Relevant legislative provisions

Income Tax Assessment Act 1997 Section 35-10 and

Income Tax Assessment Act 1997 Section 35-55.

Reasons for decision

Division 35 of the Income Tax Assessment Act 1997 (ITAA 1997) applies to losses from certain business activities. As your activity has commenced, and you state that it is carried on as a business, it is subject to the provisions in Division 35 of the ITAA 1997. Under the rules in subsection 35-10(2) of the ITAA 1997, a loss made by an individual from a business activity will not be taken into account in an income year unless:

    • you satisfy the income requirement and you pass one of the four tests

    • the exceptions apply, or

    • the Commissioner exercises his discretion.

In your situation, you do not satisfy the income requirement in subsection 35-10(2E) of the (ITAA 1997. You also do not come under any of the exceptions. Your business losses are therefore subject to the deferral rule unless the Commissioner exercises his discretion.

Under subsection 35-55(1) of the ITAA 1997, the Commissioner may, on application, decide that the deferral rule in subsection 35-10(2) does not apply to a business activity for one or more income years (the excluded years) if the Commissioner is satisfied that it would be unreasonable to apply that rule because:

    (c) for an applicant who carries on the business activity who does not satisfy subsection 35-10(2E) (income requirement) for the most recent income year ending before the application is made - the business activity has started to be carried on and, for the excluded years:

      (i) because of its nature, it has not produced, or will not produce, assessable income greater than the deductions attributable to it; and

      (ii) there is an objective expectation, based on evidence from independent sources (where available) that, within a period that is commercially viable for the industry concerned, the activity will produce assessable income for an income year greater than the deductions attributable to it for that year (apart from the operation of subsections 35-10(2) and (2C).

For the purposes of sub paragraph 35-55(1)(c)(ii), the 'commercially viable period for the industry concerned' is the time it takes for a business activity in a particular industry to become commercially viable or financially sustainable from the time it started. This will often be a period longer than the time it takes the business to first produce assessable income as the business activity may not be commercially viable at the time it first produces assessable income.

As discussed in the above paragraph, the commercially viable period is determined on an industry basis. Subparagraph 35-55(1)(c)(ii) states there must be an objective expectation that within a period that is commercially viable for the industry concerned, the activity will either meet one of the tests or produce a tax profit.

You have stated that the commercially viable period for your primary production activity is between one to three years.
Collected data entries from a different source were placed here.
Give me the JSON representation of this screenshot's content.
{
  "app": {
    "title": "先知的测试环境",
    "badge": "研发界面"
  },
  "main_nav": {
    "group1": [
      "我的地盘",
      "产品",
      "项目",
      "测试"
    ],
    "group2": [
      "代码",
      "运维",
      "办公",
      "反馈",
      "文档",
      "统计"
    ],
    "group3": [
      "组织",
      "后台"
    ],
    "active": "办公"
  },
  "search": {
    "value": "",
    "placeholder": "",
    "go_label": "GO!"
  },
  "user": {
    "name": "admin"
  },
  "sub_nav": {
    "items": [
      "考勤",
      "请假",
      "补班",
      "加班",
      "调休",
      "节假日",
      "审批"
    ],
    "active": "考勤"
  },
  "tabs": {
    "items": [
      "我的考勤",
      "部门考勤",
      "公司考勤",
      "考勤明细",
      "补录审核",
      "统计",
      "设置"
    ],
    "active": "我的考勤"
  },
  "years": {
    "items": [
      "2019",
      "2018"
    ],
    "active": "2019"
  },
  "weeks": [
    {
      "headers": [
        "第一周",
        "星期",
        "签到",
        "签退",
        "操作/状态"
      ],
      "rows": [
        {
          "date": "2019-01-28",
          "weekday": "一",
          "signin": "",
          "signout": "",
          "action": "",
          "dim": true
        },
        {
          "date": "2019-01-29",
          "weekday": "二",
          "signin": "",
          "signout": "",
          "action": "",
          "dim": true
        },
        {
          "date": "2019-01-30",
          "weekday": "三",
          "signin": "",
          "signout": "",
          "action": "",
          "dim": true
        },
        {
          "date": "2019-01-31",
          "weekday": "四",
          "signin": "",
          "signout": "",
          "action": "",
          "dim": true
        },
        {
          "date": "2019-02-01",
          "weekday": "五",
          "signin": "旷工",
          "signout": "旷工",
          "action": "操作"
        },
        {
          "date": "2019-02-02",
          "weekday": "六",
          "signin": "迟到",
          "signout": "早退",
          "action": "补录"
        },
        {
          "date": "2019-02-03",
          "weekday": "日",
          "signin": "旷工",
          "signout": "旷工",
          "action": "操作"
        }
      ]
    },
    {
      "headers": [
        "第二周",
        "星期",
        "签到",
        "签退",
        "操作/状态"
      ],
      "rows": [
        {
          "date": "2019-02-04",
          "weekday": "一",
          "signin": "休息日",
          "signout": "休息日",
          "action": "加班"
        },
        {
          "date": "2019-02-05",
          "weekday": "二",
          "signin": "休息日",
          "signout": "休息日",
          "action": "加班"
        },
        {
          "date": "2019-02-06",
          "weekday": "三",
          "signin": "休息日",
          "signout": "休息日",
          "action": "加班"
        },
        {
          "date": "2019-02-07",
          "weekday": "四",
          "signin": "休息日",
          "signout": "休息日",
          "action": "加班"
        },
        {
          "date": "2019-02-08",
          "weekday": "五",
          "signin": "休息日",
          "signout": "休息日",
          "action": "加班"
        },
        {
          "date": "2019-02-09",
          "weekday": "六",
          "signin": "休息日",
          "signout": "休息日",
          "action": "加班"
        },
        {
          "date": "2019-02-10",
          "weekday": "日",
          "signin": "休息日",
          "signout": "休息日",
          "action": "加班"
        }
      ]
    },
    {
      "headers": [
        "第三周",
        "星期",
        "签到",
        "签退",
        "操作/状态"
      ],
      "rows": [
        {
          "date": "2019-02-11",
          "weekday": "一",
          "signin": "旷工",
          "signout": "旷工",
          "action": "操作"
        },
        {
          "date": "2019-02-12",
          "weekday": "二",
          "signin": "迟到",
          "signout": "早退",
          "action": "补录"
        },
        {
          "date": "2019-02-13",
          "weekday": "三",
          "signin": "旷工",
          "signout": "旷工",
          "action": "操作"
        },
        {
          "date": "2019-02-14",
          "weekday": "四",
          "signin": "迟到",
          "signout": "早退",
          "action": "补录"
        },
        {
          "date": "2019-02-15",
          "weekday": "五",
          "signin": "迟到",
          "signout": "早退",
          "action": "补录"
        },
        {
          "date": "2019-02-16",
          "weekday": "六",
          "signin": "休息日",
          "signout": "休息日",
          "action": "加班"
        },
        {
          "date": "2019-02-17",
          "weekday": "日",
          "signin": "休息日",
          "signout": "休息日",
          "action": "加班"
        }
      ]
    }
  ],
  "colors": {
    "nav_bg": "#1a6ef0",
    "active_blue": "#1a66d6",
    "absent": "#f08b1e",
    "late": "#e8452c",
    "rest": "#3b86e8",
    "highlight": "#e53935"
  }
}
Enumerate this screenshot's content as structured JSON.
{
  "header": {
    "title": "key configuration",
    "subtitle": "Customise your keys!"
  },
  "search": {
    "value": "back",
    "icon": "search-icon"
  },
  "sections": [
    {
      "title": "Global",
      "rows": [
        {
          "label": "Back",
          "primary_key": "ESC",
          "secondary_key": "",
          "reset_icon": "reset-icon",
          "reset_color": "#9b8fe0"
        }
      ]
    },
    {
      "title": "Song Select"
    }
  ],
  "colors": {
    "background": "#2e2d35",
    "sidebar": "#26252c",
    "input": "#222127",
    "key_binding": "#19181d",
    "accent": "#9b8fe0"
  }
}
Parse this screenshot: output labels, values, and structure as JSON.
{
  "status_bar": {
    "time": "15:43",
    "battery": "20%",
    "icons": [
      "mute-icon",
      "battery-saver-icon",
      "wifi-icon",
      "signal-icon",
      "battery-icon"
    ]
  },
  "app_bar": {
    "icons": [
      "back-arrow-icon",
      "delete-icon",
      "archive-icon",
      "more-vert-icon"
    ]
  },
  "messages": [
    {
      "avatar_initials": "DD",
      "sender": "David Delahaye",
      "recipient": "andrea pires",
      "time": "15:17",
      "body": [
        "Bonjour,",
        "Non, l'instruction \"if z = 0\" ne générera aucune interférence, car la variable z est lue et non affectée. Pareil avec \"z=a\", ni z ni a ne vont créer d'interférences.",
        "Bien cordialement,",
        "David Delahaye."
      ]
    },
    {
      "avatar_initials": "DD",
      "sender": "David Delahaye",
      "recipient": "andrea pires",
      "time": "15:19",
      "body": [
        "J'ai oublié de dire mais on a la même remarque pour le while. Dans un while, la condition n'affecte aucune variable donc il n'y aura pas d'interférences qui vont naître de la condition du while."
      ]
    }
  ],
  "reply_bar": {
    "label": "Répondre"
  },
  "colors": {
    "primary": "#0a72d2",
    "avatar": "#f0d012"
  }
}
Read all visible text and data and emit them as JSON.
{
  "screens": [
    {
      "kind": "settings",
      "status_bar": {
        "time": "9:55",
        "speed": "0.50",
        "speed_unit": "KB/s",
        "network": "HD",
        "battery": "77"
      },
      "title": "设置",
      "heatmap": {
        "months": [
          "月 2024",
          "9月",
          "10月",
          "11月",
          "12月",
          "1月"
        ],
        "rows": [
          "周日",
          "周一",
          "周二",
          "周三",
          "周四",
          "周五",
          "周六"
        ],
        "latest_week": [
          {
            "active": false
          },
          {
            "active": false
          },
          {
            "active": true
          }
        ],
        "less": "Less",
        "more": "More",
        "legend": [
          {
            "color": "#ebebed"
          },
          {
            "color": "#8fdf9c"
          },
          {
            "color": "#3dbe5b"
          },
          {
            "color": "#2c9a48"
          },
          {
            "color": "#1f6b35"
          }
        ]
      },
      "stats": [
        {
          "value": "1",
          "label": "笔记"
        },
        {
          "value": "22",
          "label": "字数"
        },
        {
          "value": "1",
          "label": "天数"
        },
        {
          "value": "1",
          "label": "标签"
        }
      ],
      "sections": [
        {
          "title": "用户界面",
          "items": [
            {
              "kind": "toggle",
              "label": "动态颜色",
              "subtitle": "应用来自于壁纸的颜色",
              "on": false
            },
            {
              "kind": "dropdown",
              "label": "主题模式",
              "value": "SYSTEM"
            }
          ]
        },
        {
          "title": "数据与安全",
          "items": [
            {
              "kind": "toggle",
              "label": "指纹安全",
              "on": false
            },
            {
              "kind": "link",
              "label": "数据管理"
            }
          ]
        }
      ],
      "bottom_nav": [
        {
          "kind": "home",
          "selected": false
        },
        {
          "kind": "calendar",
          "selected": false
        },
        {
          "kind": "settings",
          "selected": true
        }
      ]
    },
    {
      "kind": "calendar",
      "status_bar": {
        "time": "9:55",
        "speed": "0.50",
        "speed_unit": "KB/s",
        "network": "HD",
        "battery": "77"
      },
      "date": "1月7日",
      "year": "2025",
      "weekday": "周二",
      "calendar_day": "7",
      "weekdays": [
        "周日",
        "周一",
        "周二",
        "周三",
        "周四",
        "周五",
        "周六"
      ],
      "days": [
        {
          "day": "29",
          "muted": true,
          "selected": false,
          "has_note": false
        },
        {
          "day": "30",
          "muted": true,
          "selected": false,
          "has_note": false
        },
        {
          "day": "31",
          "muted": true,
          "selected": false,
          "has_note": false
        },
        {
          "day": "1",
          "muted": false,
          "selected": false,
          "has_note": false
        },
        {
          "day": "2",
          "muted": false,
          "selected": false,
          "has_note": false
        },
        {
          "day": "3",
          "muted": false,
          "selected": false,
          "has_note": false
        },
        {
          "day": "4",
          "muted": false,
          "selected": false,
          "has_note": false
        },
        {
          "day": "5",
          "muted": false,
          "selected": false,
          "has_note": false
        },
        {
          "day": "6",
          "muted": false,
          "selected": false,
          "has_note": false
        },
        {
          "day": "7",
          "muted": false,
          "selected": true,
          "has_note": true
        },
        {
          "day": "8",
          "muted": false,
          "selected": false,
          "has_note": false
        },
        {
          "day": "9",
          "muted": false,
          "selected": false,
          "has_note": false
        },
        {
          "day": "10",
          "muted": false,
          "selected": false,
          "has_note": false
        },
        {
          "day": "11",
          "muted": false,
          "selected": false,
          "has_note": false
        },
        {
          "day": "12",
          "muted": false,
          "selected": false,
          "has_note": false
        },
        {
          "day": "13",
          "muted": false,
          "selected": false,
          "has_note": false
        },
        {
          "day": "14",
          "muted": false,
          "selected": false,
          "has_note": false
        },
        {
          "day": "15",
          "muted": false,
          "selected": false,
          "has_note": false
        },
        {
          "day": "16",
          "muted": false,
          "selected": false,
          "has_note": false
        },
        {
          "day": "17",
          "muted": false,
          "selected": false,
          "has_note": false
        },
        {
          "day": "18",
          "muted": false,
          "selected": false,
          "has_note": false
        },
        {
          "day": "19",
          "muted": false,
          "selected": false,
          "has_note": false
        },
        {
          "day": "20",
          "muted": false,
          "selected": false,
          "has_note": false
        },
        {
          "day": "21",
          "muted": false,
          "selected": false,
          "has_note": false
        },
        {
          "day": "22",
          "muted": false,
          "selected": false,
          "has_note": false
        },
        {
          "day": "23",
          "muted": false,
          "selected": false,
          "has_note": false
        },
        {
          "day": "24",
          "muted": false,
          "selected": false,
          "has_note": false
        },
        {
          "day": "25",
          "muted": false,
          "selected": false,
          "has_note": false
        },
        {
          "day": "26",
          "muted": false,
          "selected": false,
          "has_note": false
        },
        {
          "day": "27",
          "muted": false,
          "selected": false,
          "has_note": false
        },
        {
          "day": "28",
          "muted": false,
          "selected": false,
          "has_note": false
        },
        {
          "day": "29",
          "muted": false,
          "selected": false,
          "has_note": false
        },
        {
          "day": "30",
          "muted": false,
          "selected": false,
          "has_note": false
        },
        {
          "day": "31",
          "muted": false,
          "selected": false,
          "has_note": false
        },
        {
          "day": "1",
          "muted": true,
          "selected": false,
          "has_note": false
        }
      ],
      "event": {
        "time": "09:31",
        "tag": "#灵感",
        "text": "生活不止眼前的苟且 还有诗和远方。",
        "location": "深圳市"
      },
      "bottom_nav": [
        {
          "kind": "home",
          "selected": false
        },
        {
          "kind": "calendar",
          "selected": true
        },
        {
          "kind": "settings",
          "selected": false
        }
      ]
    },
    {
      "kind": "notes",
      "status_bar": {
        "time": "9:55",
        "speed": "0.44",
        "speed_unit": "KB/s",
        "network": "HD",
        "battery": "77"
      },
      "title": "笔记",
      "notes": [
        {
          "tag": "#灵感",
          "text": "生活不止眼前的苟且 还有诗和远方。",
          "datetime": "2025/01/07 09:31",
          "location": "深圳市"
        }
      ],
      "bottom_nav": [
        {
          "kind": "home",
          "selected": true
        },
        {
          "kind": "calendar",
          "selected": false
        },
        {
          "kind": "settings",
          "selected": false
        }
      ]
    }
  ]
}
Based on your profit projections, your business will make a taxation profit in the 2017-18 income year. This is within the commercially viable period for this industry. Therefore, the Commissioner is satisfied that it is because of the nature of your activity that it will not produce a taxation profit for the 2015-16 and 2016-17 income years. As a result, the Commissioner's discretion will be exercised for the years ending 30 June 2016 and 30 June 2017. This means that any 'loss' from the activity can be taken into account in calculating your taxable income for those years.